Let’s talk wildfires… again.

The National Interagency Fire Center released their Wildland Fire Potential Outlook on May 1. 

The report conglomerates fire outlooks for the U.S. – even Hawaii and Alaska – for four months at a time. This month’s report takes a gander at the forecasts for May through August. 

Overall, the report doesn’t shy away from the reality of what climate change has wrought, especially in the West. 

According to the report, “Arizona, New Mexico, Nevada, and Utah had their driest April – March period in 126 years with California and Colorado having their third and fourth driest April – March period, respectively.” 

Correspondingly, snowpack is below average across the region. Drier than usual conditions are expected to continue in the Plains and West through the summer and exacerbate drought, while the Southwest Monsoon is anticipated to return as normal in July (which will likely help alleviate fire conditions). In the Rocky Mountain region, conditions are expected to return to normal after the Monsoon in August. 

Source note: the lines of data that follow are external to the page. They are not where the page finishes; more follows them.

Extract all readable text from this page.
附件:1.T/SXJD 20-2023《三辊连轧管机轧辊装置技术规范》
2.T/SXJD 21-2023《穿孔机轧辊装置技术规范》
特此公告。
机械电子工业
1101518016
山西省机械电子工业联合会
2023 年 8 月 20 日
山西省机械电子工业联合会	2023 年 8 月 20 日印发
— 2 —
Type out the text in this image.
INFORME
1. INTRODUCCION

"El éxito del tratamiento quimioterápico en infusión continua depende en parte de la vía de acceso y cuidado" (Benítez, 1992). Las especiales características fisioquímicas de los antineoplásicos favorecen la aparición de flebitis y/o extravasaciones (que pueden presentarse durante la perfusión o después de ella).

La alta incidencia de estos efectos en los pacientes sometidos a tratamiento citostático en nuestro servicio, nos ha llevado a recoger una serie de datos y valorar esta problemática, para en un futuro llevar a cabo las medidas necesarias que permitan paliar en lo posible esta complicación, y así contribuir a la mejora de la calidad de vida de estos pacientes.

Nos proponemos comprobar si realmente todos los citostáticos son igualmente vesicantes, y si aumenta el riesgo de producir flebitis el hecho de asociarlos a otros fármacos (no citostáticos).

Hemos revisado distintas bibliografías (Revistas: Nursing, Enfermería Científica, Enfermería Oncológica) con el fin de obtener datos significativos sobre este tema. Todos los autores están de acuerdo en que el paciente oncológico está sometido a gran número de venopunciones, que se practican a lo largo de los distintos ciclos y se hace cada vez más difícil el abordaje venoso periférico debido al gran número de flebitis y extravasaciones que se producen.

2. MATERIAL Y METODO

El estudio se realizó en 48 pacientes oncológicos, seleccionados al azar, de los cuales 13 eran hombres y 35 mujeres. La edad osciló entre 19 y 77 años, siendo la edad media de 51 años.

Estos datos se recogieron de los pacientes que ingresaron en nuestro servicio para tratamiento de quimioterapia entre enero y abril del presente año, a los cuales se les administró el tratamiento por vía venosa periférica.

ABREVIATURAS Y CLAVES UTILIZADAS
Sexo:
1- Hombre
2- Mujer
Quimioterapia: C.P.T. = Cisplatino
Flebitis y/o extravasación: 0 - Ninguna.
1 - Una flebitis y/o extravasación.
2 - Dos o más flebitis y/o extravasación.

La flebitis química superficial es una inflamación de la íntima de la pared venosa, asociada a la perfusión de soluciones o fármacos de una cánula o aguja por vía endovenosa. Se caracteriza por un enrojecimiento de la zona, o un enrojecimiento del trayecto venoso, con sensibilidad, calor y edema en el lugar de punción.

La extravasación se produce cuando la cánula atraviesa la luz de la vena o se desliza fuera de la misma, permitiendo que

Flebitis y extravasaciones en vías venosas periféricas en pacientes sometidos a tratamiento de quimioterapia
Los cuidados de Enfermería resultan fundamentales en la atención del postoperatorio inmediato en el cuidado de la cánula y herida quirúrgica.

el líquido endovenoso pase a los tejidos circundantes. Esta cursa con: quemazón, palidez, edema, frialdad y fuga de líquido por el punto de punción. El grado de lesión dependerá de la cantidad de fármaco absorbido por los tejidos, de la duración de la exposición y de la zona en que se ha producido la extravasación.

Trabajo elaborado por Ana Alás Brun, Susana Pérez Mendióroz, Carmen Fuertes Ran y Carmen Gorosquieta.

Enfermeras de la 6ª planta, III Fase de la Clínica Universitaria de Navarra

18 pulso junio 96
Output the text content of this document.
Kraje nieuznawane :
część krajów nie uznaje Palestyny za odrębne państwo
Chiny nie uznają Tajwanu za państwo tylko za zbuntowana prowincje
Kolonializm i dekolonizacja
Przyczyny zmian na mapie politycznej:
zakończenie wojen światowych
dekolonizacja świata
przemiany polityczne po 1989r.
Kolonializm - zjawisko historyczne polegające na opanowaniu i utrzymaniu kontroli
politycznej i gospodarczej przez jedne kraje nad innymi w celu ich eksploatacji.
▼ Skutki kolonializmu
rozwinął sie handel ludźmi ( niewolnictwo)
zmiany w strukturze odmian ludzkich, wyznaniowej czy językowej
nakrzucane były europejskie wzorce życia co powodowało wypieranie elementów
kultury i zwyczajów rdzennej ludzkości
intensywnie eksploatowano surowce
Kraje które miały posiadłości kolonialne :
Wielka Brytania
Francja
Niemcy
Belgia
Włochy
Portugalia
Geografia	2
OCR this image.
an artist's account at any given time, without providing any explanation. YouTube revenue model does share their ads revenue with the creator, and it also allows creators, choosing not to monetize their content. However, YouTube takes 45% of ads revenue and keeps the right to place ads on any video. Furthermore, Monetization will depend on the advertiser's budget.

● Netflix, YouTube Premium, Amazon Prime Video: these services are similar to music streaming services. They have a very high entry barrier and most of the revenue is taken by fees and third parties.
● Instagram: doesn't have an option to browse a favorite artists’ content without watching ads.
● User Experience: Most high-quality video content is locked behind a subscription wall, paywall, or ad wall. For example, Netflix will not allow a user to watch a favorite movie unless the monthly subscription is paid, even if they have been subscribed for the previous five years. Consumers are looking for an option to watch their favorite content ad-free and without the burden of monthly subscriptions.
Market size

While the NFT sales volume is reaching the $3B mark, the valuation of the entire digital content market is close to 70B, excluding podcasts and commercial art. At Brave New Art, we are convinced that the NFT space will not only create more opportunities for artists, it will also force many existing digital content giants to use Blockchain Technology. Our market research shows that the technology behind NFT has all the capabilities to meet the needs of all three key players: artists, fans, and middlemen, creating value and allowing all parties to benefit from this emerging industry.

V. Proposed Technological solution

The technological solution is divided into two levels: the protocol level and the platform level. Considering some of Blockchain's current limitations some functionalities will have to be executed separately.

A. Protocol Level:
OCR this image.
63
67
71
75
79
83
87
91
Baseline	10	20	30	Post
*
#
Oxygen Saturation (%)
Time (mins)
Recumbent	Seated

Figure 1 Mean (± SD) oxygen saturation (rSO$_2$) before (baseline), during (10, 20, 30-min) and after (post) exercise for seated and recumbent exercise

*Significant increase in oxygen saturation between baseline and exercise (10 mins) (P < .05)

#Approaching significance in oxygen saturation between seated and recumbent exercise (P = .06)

Risk, understandably, seems to stretch into the mountainous West of Colorado as the season progresses.

“By late May through June, the above normal risk area is predicted to expand from southeast Colorado and the Sangre de Cristo Mountains through a large portion of western Colorado. Above normal fire potential is anticipated to diminish in southern Colorado as it expands northward by late June through July into northwest Colorado and southwest Wyoming,” the report says. 

In the midst of the record breaking fires of 2020 and this season’s risks, Gov. Jared Polis recently signed a proclamation declaring this May Wildfire Awareness Month. According to the Colorado State Forest Service, nine out of 10 fires last year in Colorado were preventable.

Half of Coloradans live in the Wildland Urban Interface (WUI), where city and suburban life meet vulnerable territory for fire (think Manitou Springs, which was hit hard by the Waldo Canyon wildfire in 2012).

According to a survey conducted by the Colorado Springs Fire Department, wildfires are viewed as the single most serious threat to the community by the majority of  Colorado Springs residents, compared to other issues related to Colorado Springs Fire Department services such as severe weather and structure fires. 

The majority of the city’s population is rightfully worried, since parts of Colorado Springs are precariously situated at “extreme risk” for wildfire: that is, what is considered WUI territory.*

As of now, fire danger in Colorado Springs is low with no burn ban or restriction in place. It’s an early season waiting game, fraught with an ominous uncertainty. Has drought created a tinder box? Will the forecasts prevail? 

*To clarify WUI it is pronounced “wooo weee.”